You can create your own shapes and symbols
in Finale using the built-in Shape Designer. You’ll find this built-in
graphics program as easy to use as any standard drawing program. In fact,
the Shape Designer is even better, because shapes you create in it can
be musically intelligent! They can stretch along with the score, affect
playback, or appear in every staff at once.
You might create, for example, a harp pedaling
diagram, or a custom barline. You can also design rectangles to use as
text enclosures when you’re creating Text Blocks, block rests to serve
as multimeasure rests in extracted parts, and special shapes for use
as custom stems.
Font changes are saved and read with Shape
Libraries. As a result, fonts embedded in shapes created with special
characters in the Shape Designer will maintain their appearance when imported
into another file
To create a shape for use as a marking
in the score, you access the Shape Designer from the Expression Tool (see
Expressions).
(Various other tools access the Shape Designer, too, as described at the
end of “To enter
the Shape Designer.”
To
enter the Shape Designer
- Click the Expression Tool .
- Double-click on, above, or below the note or
measure to which you want to attach the marking. The Expression
Selection dialog box appears. Verify that the setting for Note-attached
you prefer is selected.
- Proceeding through the dialog boxes, click
as follows: Shape; Create; Select; Create. You enter the Shape
Designer. (There are various other ways to enter the Shape Designer. See
Shape Designer dialog box.)
To create
a shape
- Enter the Shape Designer. See “To enter the Shape Designer.”
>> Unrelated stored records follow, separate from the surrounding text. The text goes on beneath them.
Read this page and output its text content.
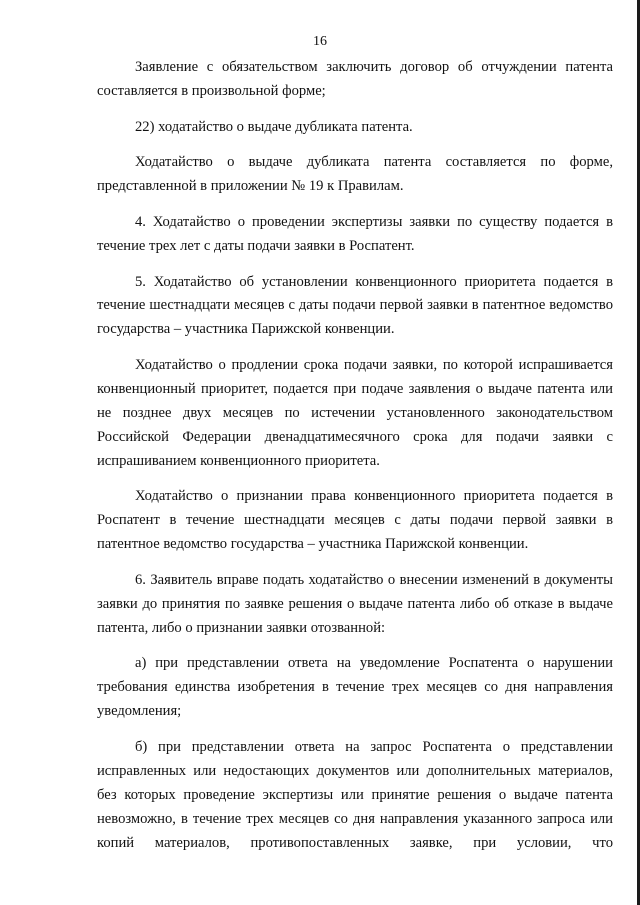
16

Заявление с обязательством заключить договор об отчуждении патента составляется в произвольной форме;

22) ходатайство о выдаче дубликата патента.

Ходатайство о выдаче дубликата патента составляется по форме, представленной в приложении № 19 к Правилам.

4. Ходатайство о проведении экспертизы заявки по существу подается в течение трех лет с даты подачи заявки в Роспатент.

5. Ходатайство об установлении конвенционного приоритета подается в течение шестнадцати месяцев с даты подачи первой заявки в патентное ведомство государства – участника Парижской конвенции.

Ходатайство о продлении срока подачи заявки, по которой испрашивается конвенционный приоритет, подается при подаче заявления о выдаче патента или не позднее двух месяцев по истечении установленного законодательством Российской Федерации двенадцатимесячного срока для подачи заявки с испрашиванием конвенционного приоритета.

Ходатайство о признании права конвенционного приоритета подается в Роспатент в течение шестнадцати месяцев с даты подачи первой заявки в патентное ведомство государства – участника Парижской конвенции.

6. Заявитель вправе подать ходатайство о внесении изменений в документы заявки до принятия по заявке решения о выдаче патента либо об отказе в выдаче патента, либо о признании заявки отозванной:

а) при представлении ответа на уведомление Роспатента о нарушении требования единства изобретения в течение трех месяцев со дня направления уведомления;

б) при представлении ответа на запрос Роспатента о представлении исправленных или недостающих документов или дополнительных материалов, без которых проведение экспертизы или принятие решения о выдаче патента невозможно, в течение трех месяцев со дня направления указанного запроса или копий материалов, противопоставленных заявке, при условии, что
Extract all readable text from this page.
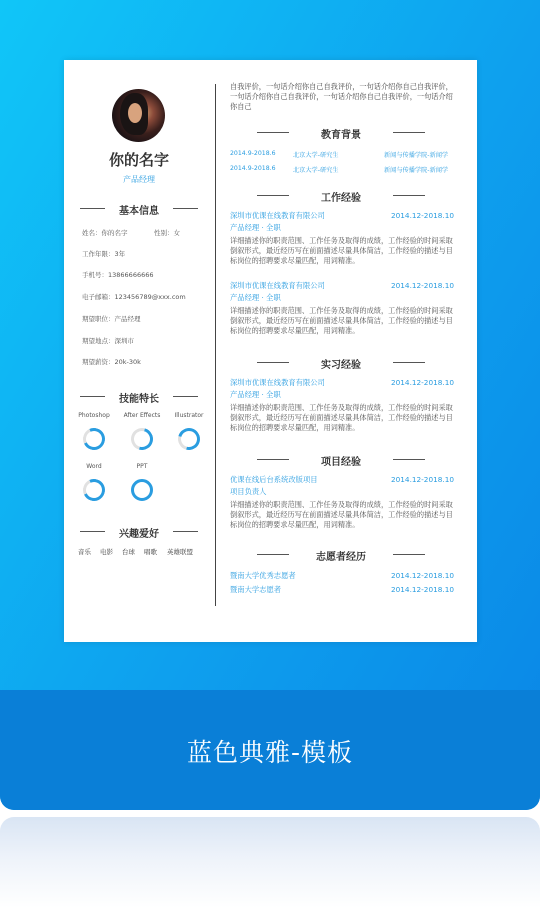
你的名字
产品经理
基本信息
姓名：你的名字	性别：女
工作年限：3年
手机号：13866666666
电子邮箱：123456789@xxx.com
期望职位：产品经理
期望地点：深圳市
期望薪资：20k-30k
技能特长
Photoshop	After Effects	Illustrator
Word	PPT
兴趣爱好
音乐 电影 台球 唱歌 英雄联盟
自我评价，一句话介绍你自己自我评价，一句话介绍你自己自我评价，一句话介绍你自己自我评价，一句话介绍你自己自我评价，一句话介绍你自己
教育背景
2014.9-2018.6	北京大学-研究生	新闻与传播学院-新闻学
2014.9-2018.6	北京大学-研究生	新闻与传播学院-新闻学
工作经验
深圳市优课在线教育有限公司	2014.12-2018.10
产品经理 · 全职
详细描述你的职责范围、工作任务及取得的成绩，工作经验的时间采取倒叙形式，最近经历写在前面描述尽量具体简洁，工作经验的描述与目标岗位的招聘要求尽量匹配，用词精准。
深圳市优课在线教育有限公司	2014.12-2018.10
产品经理 · 全职
详细描述你的职责范围、工作任务及取得的成绩，工作经验的时间采取倒叙形式，最近经历写在前面描述尽量具体简洁，工作经验的描述与目标岗位的招聘要求尽量匹配，用词精准。
实习经验
深圳市优课在线教育有限公司	2014.12-2018.10
产品经理 · 全职
详细描述你的职责范围、工作任务及取得的成绩，工作经验的时间采取倒叙形式，最近经历写在前面描述尽量具体简洁，工作经验的描述与目标岗位的招聘要求尽量匹配，用词精准。
项目经验
优课在线后台系统改版项目	2014.12-2018.10
项目负责人
详细描述你的职责范围、工作任务及取得的成绩，工作经验的时间采取倒叙形式，最近经历写在前面描述尽量具体简洁，工作经验的描述与目标岗位的招聘要求尽量匹配，用词精准。
志愿者经历
暨南大学优秀志愿者	2014.12-2018.10
暨南大学志愿者	2014.12-2018.10
蓝色典雅-模板
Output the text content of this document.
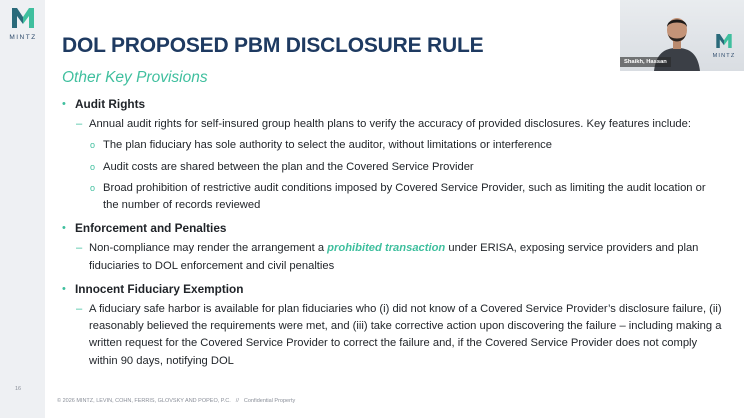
MINTZ
16
DOL PROPOSED PBM DISCLOSURE RULE
Other Key Provisions
• Audit Rights
– Annual audit rights for self-insured group health plans to verify the accuracy of provided disclosures. Key features include:
o The plan fiduciary has sole authority to select the auditor, without limitations or interference
o Audit costs are shared between the plan and the Covered Service Provider
o Broad prohibition of restrictive audit conditions imposed by Covered Service Provider, such as limiting the audit location or the number of records reviewed
• Enforcement and Penalties
– Non-compliance may render the arrangement a prohibited transaction under ERISA, exposing service providers and plan fiduciaries to DOL enforcement and civil penalties
• Innocent Fiduciary Exemption
– A fiduciary safe harbor is available for plan fiduciaries who (i) did not know of a Covered Service Provider’s disclosure failure, (ii) reasonably believed the requirements were met, and (iii) take corrective action upon discovering the failure – including making a written request for the Covered Service Provider to correct the failure and, if the Covered Service Provider does not comply within 90 days, notifying DOL
© 2026 MINTZ, LEVIN, COHN, FERRIS, GLOVSKY AND POPEO, P.C. // Confidential Property
MINTZ
Shaikh, Hassan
You arrive at a graphics window with a number
of drawing tools along the top edge of the screen, a menu at the top,
and coordinate boxes at the right. See Shape
Designer dialog box for details.
If the shape is to be very large or very
small, you can “zoom in” (or out) by using the View drop-down listpopup
menu. Using the Shape Designer Menu, you can tell Finale to display rulers
or a grid to help you draw precisely-sized objects.
- Click the tool you want to draw with; then
drag the mouse in the main drawing area. The kind of line you draw
is determined by the tool you click. For example, to draw a line, you
click the Line Tool and drag in the drawing area. When you release the mouse, the line
is a distinct object whose length, thickness, and angle you can easily
change at any time. See Shape
Designer dialog box for details.
- Use the selection tool and click on the shape.
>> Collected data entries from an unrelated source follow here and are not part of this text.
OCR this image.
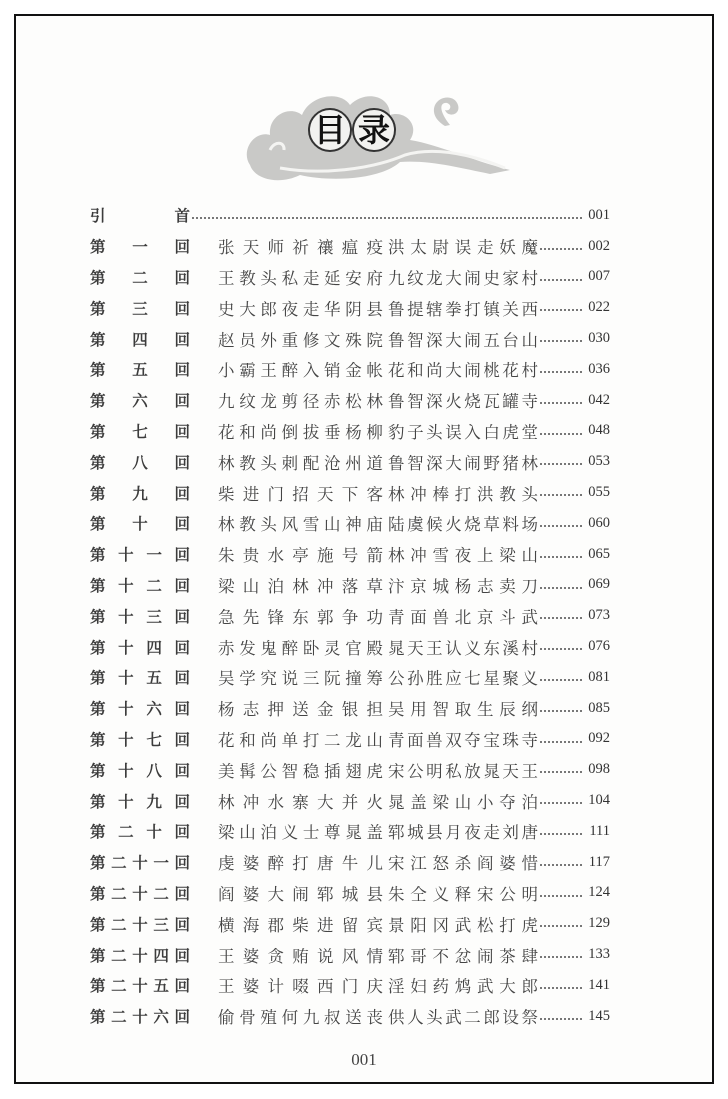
目 录
引	首	001
第 一 回 张 天 师 祈 禳 瘟 疫 洪 太 尉 误 走 妖 魔	002
第 二 回 王 教 头 私 走 延 安 府 九 纹 龙 大 闹 史 家 村	007
第 三 回 史 大 郎 夜 走 华 阴 县 鲁 提 辖 拳 打 镇 关 西	022
第 四 回 赵 员 外 重 修 文 殊 院 鲁 智 深 大 闹 五 台 山	030
第 五 回 小 霸 王 醉 入 销 金 帐 花 和 尚 大 闹 桃 花 村	036
第 六 回 九 纹 龙 剪 径 赤 松 林 鲁 智 深 火 烧 瓦 罐 寺	042
第 七 回 花 和 尚 倒 拔 垂 杨 柳 豹 子 头 误 入 白 虎 堂	048
第 八 回 林 教 头 刺 配 沧 州 道 鲁 智 深 大 闹 野 猪 林	053
第 九 回 柴 进 门 招 天 下 客 林 冲 棒 打 洪 教 头	055
第 十 回 林 教 头 风 雪 山 神 庙 陆 虞 候 火 烧 草 料 场	060
第 十 一 回 朱 贵 水 亭 施 号 箭 林 冲 雪 夜 上 梁 山	065
第 十 二 回 梁 山 泊 林 冲 落 草 汴 京 城 杨 志 卖 刀	069
第 十 三 回 急 先 锋 东 郭 争 功 青 面 兽 北 京 斗 武	073
第 十 四 回 赤 发 鬼 醉 卧 灵 官 殿 晁 天 王 认 义 东 溪 村	076
第 十 五 回 吴 学 究 说 三 阮 撞 筹 公 孙 胜 应 七 星 聚 义	081
第 十 六 回 杨 志 押 送 金 银 担 吴 用 智 取 生 辰 纲	085
第 十 七 回 花 和 尚 单 打 二 龙 山 青 面 兽 双 夺 宝 珠 寺	092
第 十 八 回 美 髯 公 智 稳 插 翅 虎 宋 公 明 私 放 晁 天 王	098
第 十 九 回 林 冲 水 寨 大 并 火 晁 盖 梁 山 小 夺 泊	104
第 二 十 回 梁 山 泊 义 士 尊 晁 盖 郓 城 县 月 夜 走 刘 唐	111
第 二 十 一 回 虔 婆 醉 打 唐 牛 儿 宋 江 怒 杀 阎 婆 惜	117
第 二 十 二 回 阎 婆 大 闹 郓 城 县 朱 仝 义 释 宋 公 明	124
第 二 十 三 回 横 海 郡 柴 进 留 宾 景 阳 冈 武 松 打 虎	129
第 二 十 四 回 王 婆 贪 贿 说 风 情 郓 哥 不 忿 闹 茶 肆	133
第 二 十 五 回 王 婆 计 啜 西 门 庆 淫 妇 药 鸩 武 大 郎	141
第 二 十 六 回 偷 骨 殖 何 九 叔 送 丧 供 人 头 武 二 郎 设 祭	145
001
Change the way the shape looks by dragging a position of a handle (or
control point). Or, use the selection tool, click on the shape (so the
control points appear) then click and drag the shape (but don’t grab any
of the control points) to reposition it relative to the origin. By editing
the numbers in the H: and V: boxes you can also change the shape’s position
relative to the origin. H: means the point’s Horizontal position,
relative to the origin (the small white circle); V: means its Vertical
position. The units of measurement are whatever you select using the Rulers
and Grid command in the Shape Designer Menu.
The origin is the small handle that appears
in the center of the drawing area. It anchors your shape, acts as the
zero point for the rulers and positioning coordinates,
and indicates where your shape’s handle will appear once you’ve
placed it into the score.
When you drag one of the eight bounding
handles of a multiline object or polygon shape, you resize the object.
To view the individual control points that define a multiline, polygon,
or bracket shape, double-click the object. To edit a curve or slur, click
once to see the three draggable shaping handles; double-click one of
these handles to see the four control handles for even more control. (Use
the arrow keys to nudge a selected handle by one EVPU [1/288th inch].)
- Combine elements of your drawing, if you wish,
by selecting them and choosing Group from the Shape Designer Menu.
To select several objects, click the Selection Tool. Then either shift-click
the objects you want, or drag-enclose them. Or, if you want to select
all the objects, choose Select All from the Edit Menu. Once grouped, the
objects are locked in relation to each other, and may be moved or resized
as a unit. You can create nested groups, too, by combining groups together
using the same method. To ungroup, select a group and choose Ungroup from
the menu.
- Create layered effects using the Send to Back
and Bring to Front commands. See Shape
Designer Menu for more information.
- To specify the shading for an enclosed object,
click the object and select the fill amount from the Fill submenu (in
the Shape Designer Menu). You can specify Black, White, or any
degree of gray.
- Press return
twice. If you’re creating an Expression mark (as opposed to an
Executable playback shape), you arrive at the Shape Expression Designer.
If you select Allow Horizontal Stretching,
Finale will permit the shape to stretch out along with the music if the
measures are widened. For example, you wouldn’t want to Allow Horizontal
Stretching for a fixed-shape symbol such as a harp pedaling diagram—but
you would for slurs, crescendo hairpins, or glissando lines.
- Command-click
the OK button to exit the dialog boxes.
Once the shape is in the score, you can adjust its position by dragging
its handle. To stretch it, double-click the shape’s handle; its eight
bounding handles appear. To completely reshape the graphic, double-click
a second time. Its control-point handles appear, which you can then drag
exactly as you would in the Shape Designer.